Важный вопрос: а почему эмпирическое знание не опровергает знание мифологическое? Просто и однозначно ответить на него нельзя, но есть множество разных способов снять это противоречие. Самое элементарное — например, не сбылось гадание. Всегда можно объяснить это так: что-то сделали неправильно, а правильность — важнейшее требование, существует множество рассказов о том, как что-то не удалось из-за того, что человек нарушил предписанные нормы, пошел гадать слишком поздно или слишком рано, открыл глаза когда не надо было, кого-то встретил по пути и так далее. Всегда есть внешние факторы, при помощи которых можно объяснить, почему ничего не получилось. Если речь идет о приметах, то мы имеем дело скорее с мнемоническим приемом, чем ожиданием каких-то природных изменений в точно указанное время. Первый снег должен выпасть на Покров, но, если он выпал неделей позже, кто будет через год об этом помнить? Совпадение день в день необязательно. Традиционное знание имеет много компенсаторных механизмов, которые позволяют ему оставаться неопровержимым. В нашей повседневной жизни мы часто сталкиваемся с людьми, убежденность которых такова, что апелляцией к действительности ее не поколебать, а если при этом с младенчества тебе объясняли, что такая зависимость есть, то подумаешь, что что-то не совпало, это ведь не отменяет самой зависимости.
Следовательно, чудеса появились только с возникновением христианства. Они попали на плодородную почву или были чем-то совершенно чуждым?

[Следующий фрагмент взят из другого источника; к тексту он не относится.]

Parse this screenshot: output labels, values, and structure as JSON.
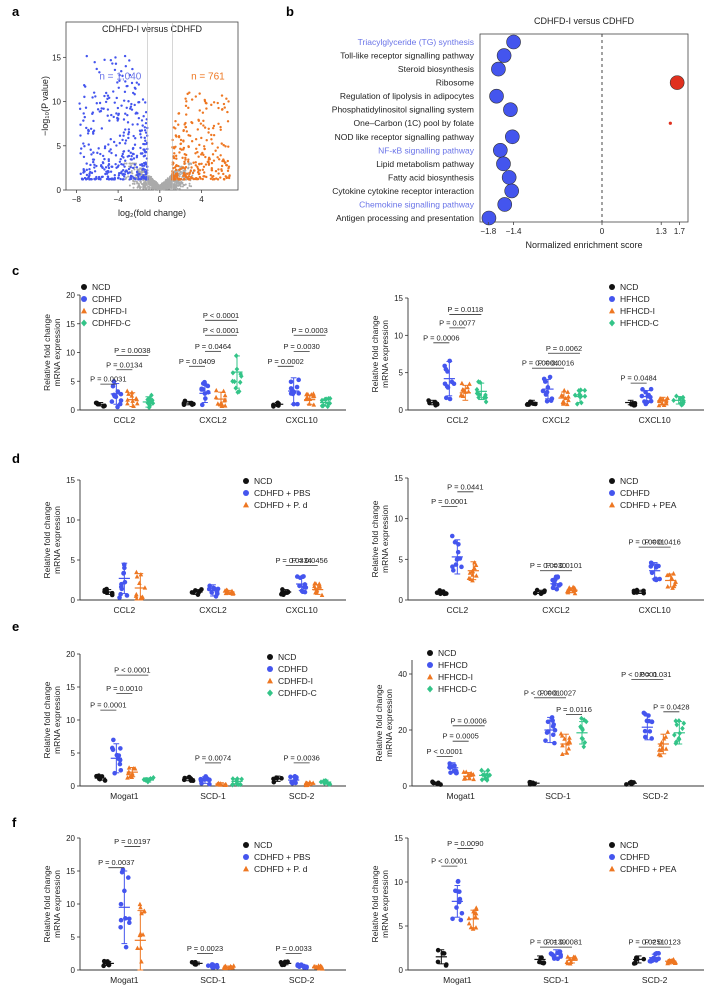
{
  "colors": {
    "ncd": "#111111",
    "blue": "#4455ee",
    "orange": "#ee7722",
    "green": "#33c488",
    "label_blue": "#6a74e8",
    "red": "#e0301e",
    "grey": "#aaaaaa"
  },
  "chart_data": [
    {
      "id": "a",
      "panel": "a",
      "type": "scatter",
      "title": "CDHFD-I versus CDHFD",
      "xlabel": "log₂(fold change)",
      "ylabel": "−log₁₀(P value)",
      "xticks": [
        "−8",
        "−4",
        "0",
        "4"
      ],
      "yticks": [
        "0",
        "5",
        "10",
        "15"
      ],
      "xlim": [
        -9,
        7.5
      ],
      "ylim": [
        0,
        19
      ],
      "annotations": [
        "n = 1,040",
        "n = 761"
      ],
      "series": [
        {
          "color": "blue",
          "count": 1040,
          "description": "down-regulated genes"
        },
        {
          "color": "orange",
          "count": 761,
          "description": "up-regulated genes"
        }
      ]
    },
    {
      "id": "b",
      "panel": "b",
      "type": "scatter",
      "title": "CDHFD-I versus CDHFD",
      "xlabel": "Normalized enrichment score",
      "xticks": [
        "−1.8",
        "−1.4",
        "0",
        "1.3",
        "1.7"
      ],
      "pathways": [
        {
          "name": "Triacylglyceride (TG) synthesis",
          "nes": -1.4,
          "color": "blue",
          "highlight": true
        },
        {
          "name": "Toll-like receptor signalling pathway",
          "nes": -1.55,
          "color": "blue",
          "highlight": false
        },
        {
          "name": "Steroid biosynthesis",
          "nes": -1.64,
          "color": "blue",
          "highlight": false
        },
        {
          "name": "Ribosome",
          "nes": 1.65,
          "color": "red",
          "highlight": false
        },
        {
          "name": "Regulation of lipolysis in adipocytes",
          "nes": -1.67,
          "color": "blue",
          "highlight": false
        },
        {
          "name": "Phosphatidylinositol signalling system",
          "nes": -1.45,
          "color": "blue",
          "highlight": false
        },
        {
          "name": "One–Carbon (1C) pool by folate",
          "nes": 1.5,
          "color": "red",
          "highlight": false
        },
        {
          "name": "NOD like receptor signalling pathway",
          "nes": -1.42,
          "color": "blue",
          "highlight": false
        },
        {
          "name": "NF-κB signalling pathway",
          "nes": -1.61,
          "color": "blue",
          "highlight": true
        },
        {
          "name": "Lipid metabolism pathway",
          "nes": -1.56,
          "color": "blue",
          "highlight": false
        },
        {
          "name": "Fatty acid biosynthesis",
          "nes": -1.47,
          "color": "blue",
          "highlight": false
        },
        {
          "name": "Cytokine cytokine receptor interaction",
          "nes": -1.43,
          "color": "blue",
          "highlight": false
        },
        {
          "name": "Chemokine signalling pathway",
          "nes": -1.54,
          "color": "blue",
          "highlight": true
        },
        {
          "name": "Antigen processing and presentation",
          "nes": -1.79,
          "color": "blue",
          "highlight": false
        }
      ]
    },
    {
      "id": "c1",
      "panel": "c",
      "type": "scatter",
      "ylabel": "Relative fold change\nmRNA expression",
      "ylim": [
        0,
        20
      ],
      "yticks": [
        0,
        5,
        10,
        15,
        20
      ],
      "categories": [
        "CCL2",
        "CXCL2",
        "CXCL10"
      ],
      "legend": [
        {
          "label": "NCD",
          "color": "ncd",
          "marker": "circle"
        },
        {
          "label": "CDHFD",
          "color": "blue",
          "marker": "circle"
        },
        {
          "label": "CDHFD-I",
          "color": "orange",
          "marker": "triangle"
        },
        {
          "label": "CDHFD-C",
          "color": "green",
          "marker": "diamond"
        }
      ],
      "groups": [
        [
          1,
          2.8,
          1.8,
          1.4
        ],
        [
          1.2,
          2.9,
          1.9,
          6.6
        ],
        [
          1,
          3.3,
          1.8,
          1.3
        ]
      ],
      "errors": [
        [
          0.3,
          1.8,
          1.2,
          0.9
        ],
        [
          0.3,
          1.6,
          1.2,
          2.8
        ],
        [
          0.3,
          2.3,
          0.8,
          0.6
        ]
      ],
      "comparisons": [
        {
          "cat": 0,
          "a": 0,
          "b": 1,
          "y": 4.5,
          "p": "P = 0.0031"
        },
        {
          "cat": 0,
          "a": 1,
          "b": 2,
          "y": 7.0,
          "p": "P = 0.0134"
        },
        {
          "cat": 0,
          "a": 1,
          "b": 3,
          "y": 9.5,
          "p": "P = 0.0038"
        },
        {
          "cat": 1,
          "a": 0,
          "b": 1,
          "y": 7.6,
          "p": "P = 0.0409"
        },
        {
          "cat": 1,
          "a": 1,
          "b": 2,
          "y": 10.2,
          "p": "P = 0.0464"
        },
        {
          "cat": 1,
          "a": 1,
          "b": 3,
          "y": 13.0,
          "p": "P < 0.0001"
        },
        {
          "cat": 1,
          "a": 1,
          "b": 3,
          "y": 15.6,
          "p": "P < 0.0001"
        },
        {
          "cat": 2,
          "a": 0,
          "b": 1,
          "y": 7.6,
          "p": "P = 0.0002"
        },
        {
          "cat": 2,
          "a": 1,
          "b": 2,
          "y": 10.2,
          "p": "P = 0.0030"
        },
        {
          "cat": 2,
          "a": 1,
          "b": 3,
          "y": 13.0,
          "p": "P = 0.0003"
        }
      ]
    },
    {
      "id": "c2",
      "panel": "c",
      "type": "scatter",
      "ylabel": "Relative fold change\nmRNA expression",
      "ylim": [
        0,
        15
      ],
      "yticks": [
        0,
        5,
        10,
        15
      ],
      "categories": [
        "CCL2",
        "CXCL2",
        "CXCL10"
      ],
      "legend": [
        {
          "label": "NCD",
          "color": "ncd",
          "marker": "circle"
        },
        {
          "label": "HFHCD",
          "color": "blue",
          "marker": "circle"
        },
        {
          "label": "HFHCD-I",
          "color": "orange",
          "marker": "triangle"
        },
        {
          "label": "HFHCD-C",
          "color": "green",
          "marker": "diamond"
        }
      ],
      "groups": [
        [
          1,
          4.2,
          2.3,
          2.5
        ],
        [
          1,
          2.8,
          1.6,
          1.8
        ],
        [
          1,
          1.8,
          1.2,
          1.3
        ]
      ],
      "errors": [
        [
          0.3,
          2.3,
          1.0,
          1.1
        ],
        [
          0.3,
          1.3,
          0.8,
          0.8
        ],
        [
          0.3,
          0.8,
          0.5,
          0.5
        ]
      ],
      "comparisons": [
        {
          "cat": 0,
          "a": 0,
          "b": 1,
          "y": 9.0,
          "p": "P = 0.0006"
        },
        {
          "cat": 0,
          "a": 1,
          "b": 2,
          "y": 11.0,
          "p": "P = 0.0077"
        },
        {
          "cat": 0,
          "a": 1,
          "b": 3,
          "y": 12.8,
          "p": "P = 0.0118"
        },
        {
          "cat": 1,
          "a": 0,
          "b": 1,
          "y": 5.6,
          "p": "P = 0.0004"
        },
        {
          "cat": 1,
          "a": 1,
          "b": 2,
          "y": 5.6,
          "p": "P = 0.0016"
        },
        {
          "cat": 1,
          "a": 1,
          "b": 3,
          "y": 7.6,
          "p": "P = 0.0062"
        },
        {
          "cat": 2,
          "a": 0,
          "b": 1,
          "y": 3.6,
          "p": "P = 0.0484"
        }
      ]
    },
    {
      "id": "d1",
      "panel": "d",
      "type": "scatter",
      "ylabel": "Relative fold change\nmRNA expression",
      "ylim": [
        0,
        15
      ],
      "yticks": [
        0,
        5,
        10,
        15
      ],
      "categories": [
        "CCL2",
        "CXCL2",
        "CXCL10"
      ],
      "legend": [
        {
          "label": "NCD",
          "color": "ncd",
          "marker": "circle"
        },
        {
          "label": "CDHFD + PBS",
          "color": "blue",
          "marker": "circle"
        },
        {
          "label": "CDHFD + P. d",
          "color": "orange",
          "marker": "triangle"
        }
      ],
      "groups": [
        [
          1,
          2.7,
          1.5
        ],
        [
          1,
          1.2,
          1.0
        ],
        [
          1,
          2.0,
          1.3
        ]
      ],
      "errors": [
        [
          0.3,
          1.9,
          1.8
        ],
        [
          0.3,
          0.7,
          0.2
        ],
        [
          0.3,
          0.8,
          0.6
        ]
      ],
      "comparisons": [
        {
          "cat": 2,
          "a": 0,
          "b": 1,
          "y": 4.3,
          "p": "P = 0.0334"
        },
        {
          "cat": 2,
          "a": 1,
          "b": 2,
          "y": 4.3,
          "p": "P = 0.0456"
        }
      ]
    },
    {
      "id": "d2",
      "panel": "d",
      "type": "scatter",
      "ylabel": "Relative fold change\nmRNA expression",
      "ylim": [
        0,
        15
      ],
      "yticks": [
        0,
        5,
        10,
        15
      ],
      "categories": [
        "CCL2",
        "CXCL2",
        "CXCL10"
      ],
      "legend": [
        {
          "label": "NCD",
          "color": "ncd",
          "marker": "circle"
        },
        {
          "label": "CDHFD",
          "color": "blue",
          "marker": "circle"
        },
        {
          "label": "CDHFD + PEA",
          "color": "orange",
          "marker": "triangle"
        }
      ],
      "groups": [
        [
          1,
          5.3,
          3.6
        ],
        [
          1,
          2.0,
          1.2
        ],
        [
          1,
          3.6,
          2.4
        ]
      ],
      "errors": [
        [
          0.2,
          2.1,
          1.1
        ],
        [
          0.2,
          0.7,
          0.3
        ],
        [
          0.2,
          1.0,
          0.8
        ]
      ],
      "comparisons": [
        {
          "cat": 0,
          "a": 0,
          "b": 1,
          "y": 11.5,
          "p": "P = 0.0001"
        },
        {
          "cat": 0,
          "a": 1,
          "b": 2,
          "y": 13.3,
          "p": "P = 0.0441"
        },
        {
          "cat": 1,
          "a": 0,
          "b": 1,
          "y": 3.6,
          "p": "P = 0.0030"
        },
        {
          "cat": 1,
          "a": 1,
          "b": 2,
          "y": 3.6,
          "p": "P = 0.0101"
        },
        {
          "cat": 2,
          "a": 0,
          "b": 1,
          "y": 6.5,
          "p": "P = 0.0001"
        },
        {
          "cat": 2,
          "a": 1,
          "b": 2,
          "y": 6.5,
          "p": "P = 0.0416"
        }
      ]
    },
    {
      "id": "e1",
      "panel": "e",
      "type": "scatter",
      "ylabel": "Relative fold change\nmRNA expression",
      "ylim": [
        0,
        20
      ],
      "yticks": [
        0,
        5,
        10,
        15,
        20
      ],
      "categories": [
        "Mogat1",
        "SCD-1",
        "SCD-2"
      ],
      "legend": [
        {
          "label": "NCD",
          "color": "ncd",
          "marker": "circle"
        },
        {
          "label": "CDHFD",
          "color": "blue",
          "marker": "circle"
        },
        {
          "label": "CDHFD-I",
          "color": "orange",
          "marker": "triangle"
        },
        {
          "label": "CDHFD-C",
          "color": "green",
          "marker": "diamond"
        }
      ],
      "groups": [
        [
          1.2,
          4.2,
          2.1,
          0.9
        ],
        [
          1.1,
          0.9,
          0.3,
          0.7
        ],
        [
          1.1,
          0.9,
          0.3,
          0.6
        ]
      ],
      "errors": [
        [
          0.3,
          2.2,
          0.7,
          0.3
        ],
        [
          0.3,
          0.5,
          0.2,
          0.4
        ],
        [
          0.4,
          0.5,
          0.2,
          0.3
        ]
      ],
      "comparisons": [
        {
          "cat": 0,
          "a": 0,
          "b": 1,
          "y": 11.5,
          "p": "P = 0.0001"
        },
        {
          "cat": 0,
          "a": 1,
          "b": 2,
          "y": 14.0,
          "p": "P = 0.0010"
        },
        {
          "cat": 0,
          "a": 1,
          "b": 3,
          "y": 16.8,
          "p": "P < 0.0001"
        },
        {
          "cat": 1,
          "a": 1,
          "b": 2,
          "y": 3.5,
          "p": "P = 0.0074"
        },
        {
          "cat": 2,
          "a": 1,
          "b": 2,
          "y": 3.5,
          "p": "P = 0.0036"
        }
      ]
    },
    {
      "id": "e2",
      "panel": "e",
      "type": "scatter",
      "ylabel": "Relative fold change\nmRNA expression",
      "ylim": [
        0,
        45
      ],
      "yticks": [
        0,
        20,
        40
      ],
      "categories": [
        "Mogat1",
        "SCD-1",
        "SCD-2"
      ],
      "legend": [
        {
          "label": "NCD",
          "color": "ncd",
          "marker": "circle"
        },
        {
          "label": "HFHCD",
          "color": "blue",
          "marker": "circle"
        },
        {
          "label": "HFHCD-I",
          "color": "orange",
          "marker": "triangle"
        },
        {
          "label": "HFHCD-C",
          "color": "green",
          "marker": "diamond"
        }
      ],
      "groups": [
        [
          1,
          6.5,
          3.5,
          3.8
        ],
        [
          1,
          20,
          15,
          19
        ],
        [
          1,
          21,
          15,
          19
        ]
      ],
      "errors": [
        [
          0.4,
          1.8,
          1.3,
          1.5
        ],
        [
          0.4,
          4.5,
          3.5,
          4.0
        ],
        [
          0.4,
          4.5,
          3.5,
          4.0
        ]
      ],
      "comparisons": [
        {
          "cat": 0,
          "a": 0,
          "b": 1,
          "y": 10.5,
          "p": "P < 0.0001"
        },
        {
          "cat": 0,
          "a": 1,
          "b": 2,
          "y": 16.0,
          "p": "P = 0.0005"
        },
        {
          "cat": 0,
          "a": 1,
          "b": 3,
          "y": 21.5,
          "p": "P = 0.0006"
        },
        {
          "cat": 1,
          "a": 0,
          "b": 1,
          "y": 31.5,
          "p": "P < 0.0001"
        },
        {
          "cat": 1,
          "a": 1,
          "b": 2,
          "y": 31.5,
          "p": "P = 0.0027"
        },
        {
          "cat": 1,
          "a": 2,
          "b": 3,
          "y": 25.5,
          "p": "P = 0.0116"
        },
        {
          "cat": 2,
          "a": 0,
          "b": 1,
          "y": 38.0,
          "p": "P < 0.0001"
        },
        {
          "cat": 2,
          "a": 1,
          "b": 2,
          "y": 38.0,
          "p": "P = 0.031"
        },
        {
          "cat": 2,
          "a": 2,
          "b": 3,
          "y": 26.5,
          "p": "P = 0.0428"
        }
      ]
    },
    {
      "id": "f1",
      "panel": "f",
      "type": "scatter",
      "ylabel": "Relative fold change\nmRNA expression",
      "ylim": [
        0,
        20
      ],
      "yticks": [
        0,
        5,
        10,
        15,
        20
      ],
      "categories": [
        "Mogat1",
        "SCD-1",
        "SCD-2"
      ],
      "legend": [
        {
          "label": "NCD",
          "color": "ncd",
          "marker": "circle"
        },
        {
          "label": "CDHFD + PBS",
          "color": "blue",
          "marker": "circle"
        },
        {
          "label": "CDHFD + P. d",
          "color": "orange",
          "marker": "triangle"
        }
      ],
      "groups": [
        [
          1,
          9.5,
          4.5
        ],
        [
          1,
          0.6,
          0.4
        ],
        [
          1,
          0.6,
          0.4
        ]
      ],
      "errors": [
        [
          0.3,
          5.5,
          4.5
        ],
        [
          0.2,
          0.2,
          0.2
        ],
        [
          0.2,
          0.2,
          0.2
        ]
      ],
      "comparisons": [
        {
          "cat": 0,
          "a": 0,
          "b": 1,
          "y": 15.5,
          "p": "P = 0.0037"
        },
        {
          "cat": 0,
          "a": 1,
          "b": 2,
          "y": 18.7,
          "p": "P = 0.0197"
        },
        {
          "cat": 1,
          "a": 0,
          "b": 1,
          "y": 2.5,
          "p": "P = 0.0023"
        },
        {
          "cat": 2,
          "a": 0,
          "b": 1,
          "y": 2.5,
          "p": "P = 0.0033"
        }
      ]
    },
    {
      "id": "f2",
      "panel": "f",
      "type": "scatter",
      "ylabel": "Relative fold change\nmRNA expression",
      "ylim": [
        0,
        15
      ],
      "yticks": [
        0,
        5,
        10,
        15
      ],
      "categories": [
        "Mogat1",
        "SCD-1",
        "SCD-2"
      ],
      "legend": [
        {
          "label": "NCD",
          "color": "ncd",
          "marker": "circle"
        },
        {
          "label": "CDHFD",
          "color": "blue",
          "marker": "circle"
        },
        {
          "label": "CDHFD + PEA",
          "color": "orange",
          "marker": "triangle"
        }
      ],
      "groups": [
        [
          1.5,
          7.8,
          5.8
        ],
        [
          1.2,
          1.8,
          1.1
        ],
        [
          1.2,
          1.4,
          1.0
        ]
      ],
      "errors": [
        [
          0.8,
          1.8,
          1.0
        ],
        [
          0.4,
          0.5,
          0.3
        ],
        [
          0.4,
          0.4,
          0.2
        ]
      ],
      "comparisons": [
        {
          "cat": 0,
          "a": 0,
          "b": 1,
          "y": 11.8,
          "p": "P < 0.0001"
        },
        {
          "cat": 0,
          "a": 1,
          "b": 2,
          "y": 13.8,
          "p": "P = 0.0090"
        },
        {
          "cat": 1,
          "a": 0,
          "b": 1,
          "y": 2.6,
          "p": "P = 0.0139"
        },
        {
          "cat": 1,
          "a": 1,
          "b": 2,
          "y": 2.6,
          "p": "P = 0.0081"
        },
        {
          "cat": 2,
          "a": 0,
          "b": 1,
          "y": 2.6,
          "p": "P = 0.0251"
        },
        {
          "cat": 2,
          "a": 1,
          "b": 2,
          "y": 2.6,
          "p": "P = 0.0123"
        }
      ]
    }
  ]
}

Принять их было не так сложно. Конечно, появилось много всего нового, вплоть до того, что до сих пор христианские и традиционные представления могут находиться даже в очень серьезном противоречии. Но сама по себе идея сверхъестественного важнее, поэтому не было радикального слома. С другой стороны, именно в силу того, что для христианства понятие чуда — важнейший концепт, а для традиции важны сверхъестественные феномены, пусть совершенно иного характера, это позволило понятию чуда найти свое место. Точек соприкосновения находилось довольно много, и они могут рифмоваться, но все-таки различаться. Например, нетленные мощи — это само по себе чудо, но при всем при этом нетление тела — вещь, которая в самой традиционной культуре занимает некоторое место с совершенно иным объяснением. Не гниет тело покойника, который не совсем покойник, умер, но на тот свет не отправился — условно говоря, колдун или вампир. Его могилу надо разрыть, отрезать ему голову и так далее — подобные случаи губернская пресса в свое время обсуждала. С другой стороны, нетление мощей — повод для почитания, более того, известны случаи, когда это являлось начальным импульсом для почитания мощей при отсутствии какой бы то ни было информации о персонаже. Да, другое учение при наличии некоторого сходства дало новые формы. Любое восприятие нового в культуре нуждается в переводе на знакомый язык, и, следовательно, приходится подбирать какую-то матрицу из того, что есть, из того, что близко и знакомо.